When you are being mindful you are simply noticing that you are having thoughts and that this is all they are, we pay attention to them but without believing them. Accepting your thoughts as they are without judgement puts you back in control of your stressful situation. Tuning in with what you are presently sensing is far better for your stress rather than worrying about the past or future.
Some other things to consider about your Divorce:
- Write down the points you want to cover with your mediator or lawyer before you have contact with him/her. This refers to any ongoing phone calls or face to face appointments you may have organised. Knowing what you want to discuss and/or resolve keeps you in control and avoids you getting distracted by other issues.

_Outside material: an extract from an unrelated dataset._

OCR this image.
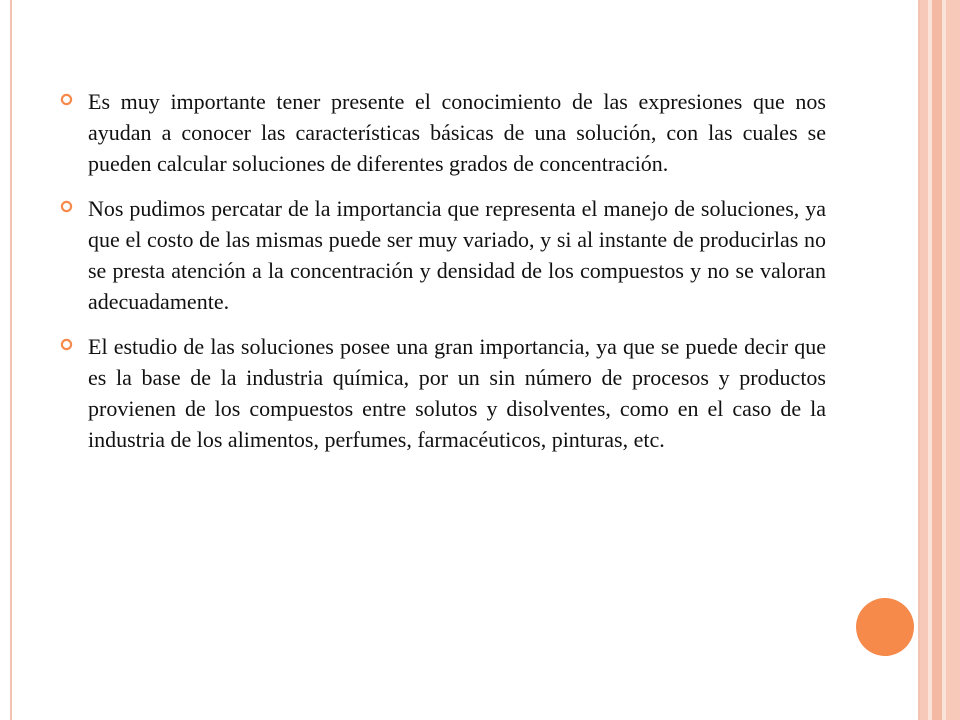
Es muy importante tener presente el conocimiento de las expresiones que nos ayudan a conocer las características básicas de una solución, con las cuales se pueden calcular soluciones de diferentes grados de concentración.
Nos pudimos percatar de la importancia que representa el manejo de soluciones, ya que el costo de las mismas puede ser muy variado, y si al instante de producirlas no se presta atención a la concentración y densidad de los compuestos y no se valoran adecuadamente.
El estudio de las soluciones posee una gran importancia, ya que se puede decir que es la base de la industria química, por un sin número de procesos y productos provienen de los compuestos entre solutos y disolventes, como en el caso de la industria de los alimentos, perfumes, farmacéuticos, pinturas, etc.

- Know your mediator’s or lawyer’s boundaries. Your mediator or lawyer is not a Psychologist or a Counsellor and so if you are struggling with your mental health you may consider reaching out to an appropriately qualified and experienced Psychologist or Specialist Counsellor.
- Choose to RESPOND as opposed to REACTING to issues around the divorce you may not agree with. Try to stick to the facts and minimise emotionally fuelled discussions with your ex -partner especially when it comes to making critical decisions around finances and children. Keeping a calm and clear mind will definitely help you stay focussed with the job at hand and hence make decisions that are best for you.